Dr Asenov and colleague John Davies use three-dimensional modelling on a large statistical scale to understand the problem better and find workable solutions, using the supercomputer complex at Nasa. They simulate the tiny transistors and see how they behave even before being able to build them.
The simulations predict that fundamental problems will arise in attempting to integrate transistors smaller than 50-30nm gate size on a single chip. These are an order of magnitude smaller than the 0.25 - 0.18 mm transistors in production.
Dr Asenov said: "Modelling these systems is expensive in terms of computing time and memory and until now it has been impossible using conventional computers. Three-dimensional modelling on statistical scale is extremely complex, and only by accessing the high-performance computing resources of Nasa can we make progress.
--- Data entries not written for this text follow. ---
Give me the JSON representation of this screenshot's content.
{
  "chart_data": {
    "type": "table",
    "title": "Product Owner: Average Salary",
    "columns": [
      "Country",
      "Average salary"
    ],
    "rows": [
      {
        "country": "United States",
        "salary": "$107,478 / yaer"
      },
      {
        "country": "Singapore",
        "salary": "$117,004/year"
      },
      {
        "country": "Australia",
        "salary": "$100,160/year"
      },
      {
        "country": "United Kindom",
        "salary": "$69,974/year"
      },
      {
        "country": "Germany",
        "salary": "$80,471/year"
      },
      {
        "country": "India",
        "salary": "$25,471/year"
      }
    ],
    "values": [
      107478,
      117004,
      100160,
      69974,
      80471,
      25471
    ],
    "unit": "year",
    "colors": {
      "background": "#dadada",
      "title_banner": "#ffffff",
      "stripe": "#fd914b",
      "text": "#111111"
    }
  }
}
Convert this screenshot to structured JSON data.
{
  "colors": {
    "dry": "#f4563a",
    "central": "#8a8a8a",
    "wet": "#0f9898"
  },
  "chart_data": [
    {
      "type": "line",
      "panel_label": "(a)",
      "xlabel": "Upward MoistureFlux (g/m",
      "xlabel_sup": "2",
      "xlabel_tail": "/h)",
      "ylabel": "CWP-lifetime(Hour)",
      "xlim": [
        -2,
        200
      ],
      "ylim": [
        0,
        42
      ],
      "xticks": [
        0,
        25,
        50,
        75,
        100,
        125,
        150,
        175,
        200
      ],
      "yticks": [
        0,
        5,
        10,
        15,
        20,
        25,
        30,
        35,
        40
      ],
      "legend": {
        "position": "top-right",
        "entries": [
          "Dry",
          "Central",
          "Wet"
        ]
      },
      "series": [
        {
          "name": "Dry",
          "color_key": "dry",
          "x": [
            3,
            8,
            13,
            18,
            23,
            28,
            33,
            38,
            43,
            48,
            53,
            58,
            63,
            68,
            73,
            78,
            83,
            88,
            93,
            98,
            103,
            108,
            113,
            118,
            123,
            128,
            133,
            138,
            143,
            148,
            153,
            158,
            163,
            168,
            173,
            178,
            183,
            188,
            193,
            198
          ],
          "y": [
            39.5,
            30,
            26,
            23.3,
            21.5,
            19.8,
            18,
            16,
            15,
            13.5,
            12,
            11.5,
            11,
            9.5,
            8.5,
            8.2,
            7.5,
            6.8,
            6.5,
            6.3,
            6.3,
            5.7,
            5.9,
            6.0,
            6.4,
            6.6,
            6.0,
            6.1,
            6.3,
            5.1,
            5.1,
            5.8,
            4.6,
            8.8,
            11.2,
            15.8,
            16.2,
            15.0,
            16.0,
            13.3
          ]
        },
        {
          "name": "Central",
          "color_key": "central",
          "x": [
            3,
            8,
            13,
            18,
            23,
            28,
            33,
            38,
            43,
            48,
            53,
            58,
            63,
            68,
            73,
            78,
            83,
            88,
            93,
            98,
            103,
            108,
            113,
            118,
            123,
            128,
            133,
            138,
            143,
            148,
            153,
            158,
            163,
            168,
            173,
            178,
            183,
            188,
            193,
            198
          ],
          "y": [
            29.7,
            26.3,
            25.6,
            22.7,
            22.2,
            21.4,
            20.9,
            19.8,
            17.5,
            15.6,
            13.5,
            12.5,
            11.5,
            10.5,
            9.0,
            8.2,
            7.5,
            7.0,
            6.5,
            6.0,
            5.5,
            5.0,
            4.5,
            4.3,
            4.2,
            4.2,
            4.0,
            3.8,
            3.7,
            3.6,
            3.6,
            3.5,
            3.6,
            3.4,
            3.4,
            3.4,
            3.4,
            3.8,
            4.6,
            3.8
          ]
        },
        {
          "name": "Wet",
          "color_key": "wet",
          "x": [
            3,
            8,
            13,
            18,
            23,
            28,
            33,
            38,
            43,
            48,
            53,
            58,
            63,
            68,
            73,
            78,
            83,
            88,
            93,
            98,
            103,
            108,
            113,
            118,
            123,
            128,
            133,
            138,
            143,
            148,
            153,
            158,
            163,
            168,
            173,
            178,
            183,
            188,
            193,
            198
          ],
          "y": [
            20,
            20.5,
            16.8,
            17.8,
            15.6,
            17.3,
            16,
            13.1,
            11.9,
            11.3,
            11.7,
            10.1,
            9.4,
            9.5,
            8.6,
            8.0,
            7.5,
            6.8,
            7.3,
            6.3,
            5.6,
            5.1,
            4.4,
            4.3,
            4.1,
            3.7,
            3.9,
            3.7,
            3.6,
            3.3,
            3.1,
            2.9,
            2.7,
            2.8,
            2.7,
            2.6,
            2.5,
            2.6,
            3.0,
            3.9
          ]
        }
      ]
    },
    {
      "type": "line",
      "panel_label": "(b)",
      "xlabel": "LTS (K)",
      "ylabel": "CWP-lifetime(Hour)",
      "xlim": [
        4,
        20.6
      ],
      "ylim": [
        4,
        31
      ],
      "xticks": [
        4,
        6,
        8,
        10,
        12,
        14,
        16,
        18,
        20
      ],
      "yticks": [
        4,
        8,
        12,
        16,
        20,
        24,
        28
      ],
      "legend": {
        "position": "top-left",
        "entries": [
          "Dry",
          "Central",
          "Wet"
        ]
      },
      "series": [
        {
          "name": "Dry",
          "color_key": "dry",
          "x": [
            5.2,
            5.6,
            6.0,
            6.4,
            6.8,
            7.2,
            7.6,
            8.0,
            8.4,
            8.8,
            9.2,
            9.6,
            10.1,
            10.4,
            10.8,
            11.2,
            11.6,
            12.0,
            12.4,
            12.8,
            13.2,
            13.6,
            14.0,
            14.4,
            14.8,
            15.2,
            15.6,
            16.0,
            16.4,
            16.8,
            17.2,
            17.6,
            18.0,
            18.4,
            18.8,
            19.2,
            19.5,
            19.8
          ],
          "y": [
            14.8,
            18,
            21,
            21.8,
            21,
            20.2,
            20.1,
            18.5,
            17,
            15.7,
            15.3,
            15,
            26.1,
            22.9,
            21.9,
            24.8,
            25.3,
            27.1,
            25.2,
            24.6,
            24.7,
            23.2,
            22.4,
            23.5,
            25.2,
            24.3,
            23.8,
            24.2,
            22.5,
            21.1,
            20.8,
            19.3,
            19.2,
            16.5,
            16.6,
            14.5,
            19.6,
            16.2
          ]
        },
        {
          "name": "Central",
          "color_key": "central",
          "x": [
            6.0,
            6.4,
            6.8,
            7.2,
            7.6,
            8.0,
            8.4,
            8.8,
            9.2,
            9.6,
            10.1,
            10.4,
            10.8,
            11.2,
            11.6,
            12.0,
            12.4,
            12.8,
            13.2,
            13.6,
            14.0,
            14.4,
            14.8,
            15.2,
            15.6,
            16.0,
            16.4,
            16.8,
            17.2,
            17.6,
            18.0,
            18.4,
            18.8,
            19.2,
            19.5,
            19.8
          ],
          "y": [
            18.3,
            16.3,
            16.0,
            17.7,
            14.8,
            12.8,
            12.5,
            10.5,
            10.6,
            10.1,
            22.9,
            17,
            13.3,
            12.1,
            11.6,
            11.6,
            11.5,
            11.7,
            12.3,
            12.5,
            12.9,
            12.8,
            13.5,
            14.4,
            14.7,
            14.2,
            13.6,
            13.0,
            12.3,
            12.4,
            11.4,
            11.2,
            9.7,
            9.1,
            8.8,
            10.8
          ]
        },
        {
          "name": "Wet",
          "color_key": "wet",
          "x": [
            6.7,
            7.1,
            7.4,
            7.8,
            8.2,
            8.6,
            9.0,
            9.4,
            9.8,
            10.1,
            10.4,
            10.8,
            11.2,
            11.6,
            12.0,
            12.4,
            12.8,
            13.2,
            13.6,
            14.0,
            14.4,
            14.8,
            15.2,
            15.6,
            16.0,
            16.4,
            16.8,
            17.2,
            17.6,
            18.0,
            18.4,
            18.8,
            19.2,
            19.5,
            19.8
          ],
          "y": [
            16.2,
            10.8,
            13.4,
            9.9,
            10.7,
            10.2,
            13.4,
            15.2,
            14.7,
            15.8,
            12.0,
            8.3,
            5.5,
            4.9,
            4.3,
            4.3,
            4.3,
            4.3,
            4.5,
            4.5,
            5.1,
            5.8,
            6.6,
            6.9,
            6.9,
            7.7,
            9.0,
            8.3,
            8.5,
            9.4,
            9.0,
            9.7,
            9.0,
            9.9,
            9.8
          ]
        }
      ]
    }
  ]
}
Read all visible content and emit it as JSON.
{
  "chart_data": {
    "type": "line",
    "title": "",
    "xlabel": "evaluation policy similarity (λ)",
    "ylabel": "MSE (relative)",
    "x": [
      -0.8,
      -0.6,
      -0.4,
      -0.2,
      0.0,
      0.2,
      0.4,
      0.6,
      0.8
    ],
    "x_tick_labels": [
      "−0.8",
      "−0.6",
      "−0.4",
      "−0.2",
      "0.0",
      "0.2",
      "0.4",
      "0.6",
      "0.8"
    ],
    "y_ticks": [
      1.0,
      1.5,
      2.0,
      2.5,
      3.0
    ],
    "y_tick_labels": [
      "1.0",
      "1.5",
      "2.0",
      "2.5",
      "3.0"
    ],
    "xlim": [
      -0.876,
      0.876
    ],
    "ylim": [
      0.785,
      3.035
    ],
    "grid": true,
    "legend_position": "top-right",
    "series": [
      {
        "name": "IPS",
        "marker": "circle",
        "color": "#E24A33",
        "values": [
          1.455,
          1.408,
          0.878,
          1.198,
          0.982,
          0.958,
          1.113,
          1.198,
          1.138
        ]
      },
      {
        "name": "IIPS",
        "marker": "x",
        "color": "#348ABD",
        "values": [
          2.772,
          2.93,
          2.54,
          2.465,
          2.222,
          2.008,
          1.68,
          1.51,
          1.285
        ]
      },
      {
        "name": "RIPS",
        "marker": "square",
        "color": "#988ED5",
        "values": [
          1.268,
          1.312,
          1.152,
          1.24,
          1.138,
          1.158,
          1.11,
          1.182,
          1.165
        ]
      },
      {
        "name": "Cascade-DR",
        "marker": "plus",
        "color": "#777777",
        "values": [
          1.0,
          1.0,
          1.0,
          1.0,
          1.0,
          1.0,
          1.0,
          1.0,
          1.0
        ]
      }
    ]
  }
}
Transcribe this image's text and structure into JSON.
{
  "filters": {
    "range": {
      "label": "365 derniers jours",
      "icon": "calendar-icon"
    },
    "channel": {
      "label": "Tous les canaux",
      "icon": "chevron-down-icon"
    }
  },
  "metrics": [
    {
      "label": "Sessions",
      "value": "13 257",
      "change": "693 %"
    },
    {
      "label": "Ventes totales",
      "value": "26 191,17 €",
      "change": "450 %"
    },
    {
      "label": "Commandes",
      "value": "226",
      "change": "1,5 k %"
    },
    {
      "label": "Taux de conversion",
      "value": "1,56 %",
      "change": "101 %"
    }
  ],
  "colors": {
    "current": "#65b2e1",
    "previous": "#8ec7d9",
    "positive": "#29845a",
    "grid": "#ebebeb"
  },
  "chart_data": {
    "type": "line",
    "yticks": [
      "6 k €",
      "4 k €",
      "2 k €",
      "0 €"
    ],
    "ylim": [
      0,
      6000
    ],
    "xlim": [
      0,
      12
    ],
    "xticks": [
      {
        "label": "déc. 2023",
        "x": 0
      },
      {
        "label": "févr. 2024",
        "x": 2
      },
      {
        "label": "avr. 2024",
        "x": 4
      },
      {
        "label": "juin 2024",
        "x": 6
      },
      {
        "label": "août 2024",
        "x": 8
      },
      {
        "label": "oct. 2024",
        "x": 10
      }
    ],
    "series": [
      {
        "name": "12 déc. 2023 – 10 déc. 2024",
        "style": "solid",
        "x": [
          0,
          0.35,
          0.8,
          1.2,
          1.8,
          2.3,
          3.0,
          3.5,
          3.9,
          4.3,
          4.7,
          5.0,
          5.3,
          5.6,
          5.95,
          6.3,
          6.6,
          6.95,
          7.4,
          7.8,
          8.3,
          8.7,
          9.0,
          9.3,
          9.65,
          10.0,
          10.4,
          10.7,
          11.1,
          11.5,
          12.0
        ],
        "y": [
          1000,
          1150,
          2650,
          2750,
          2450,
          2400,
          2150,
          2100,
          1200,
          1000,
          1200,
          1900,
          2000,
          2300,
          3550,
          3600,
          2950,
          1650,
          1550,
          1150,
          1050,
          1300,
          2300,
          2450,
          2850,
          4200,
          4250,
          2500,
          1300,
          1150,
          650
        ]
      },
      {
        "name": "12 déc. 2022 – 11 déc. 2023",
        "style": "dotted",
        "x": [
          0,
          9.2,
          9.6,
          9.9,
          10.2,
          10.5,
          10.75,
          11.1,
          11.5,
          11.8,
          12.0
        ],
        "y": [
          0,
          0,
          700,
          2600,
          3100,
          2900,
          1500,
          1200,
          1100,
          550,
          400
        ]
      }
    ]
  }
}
We need to be able to simulate hundreds of different device configurations."
A fundamental problem is the randomness and discrete nature of the dopant charges (dopants are atoms of impurity added to the silicon chip to make the transistors). The number of dopants and their positions in each small transistor in the chip will be
"This means that transistors, which will be macroscopically identical, will be microscopically very different. With an average 100 dopant atoms on each one of those tiny transistors, ten dopants more or less can change the characteristics of the transistor. The threshold voltage, which is crucial for the on-off nature of all digital operations, will be different for each transistor on the chip," said Dr Asenov.
He draws an analogy with Christmas pudding. "If you have two big pieces, they will have about the same number of raisins. If you have very small pieces of pudding, one bit may have two raisins, the other may have four. Such statistical fluctuations cause the problems in very small devices."
The project already offers a better understanding of, and novel solutions to, making nano-scaled transistors of the future work better - finding better ways to "mix the Christmas pudding", by reducing variations and allowing the continued miniaturisation of the silicon chip.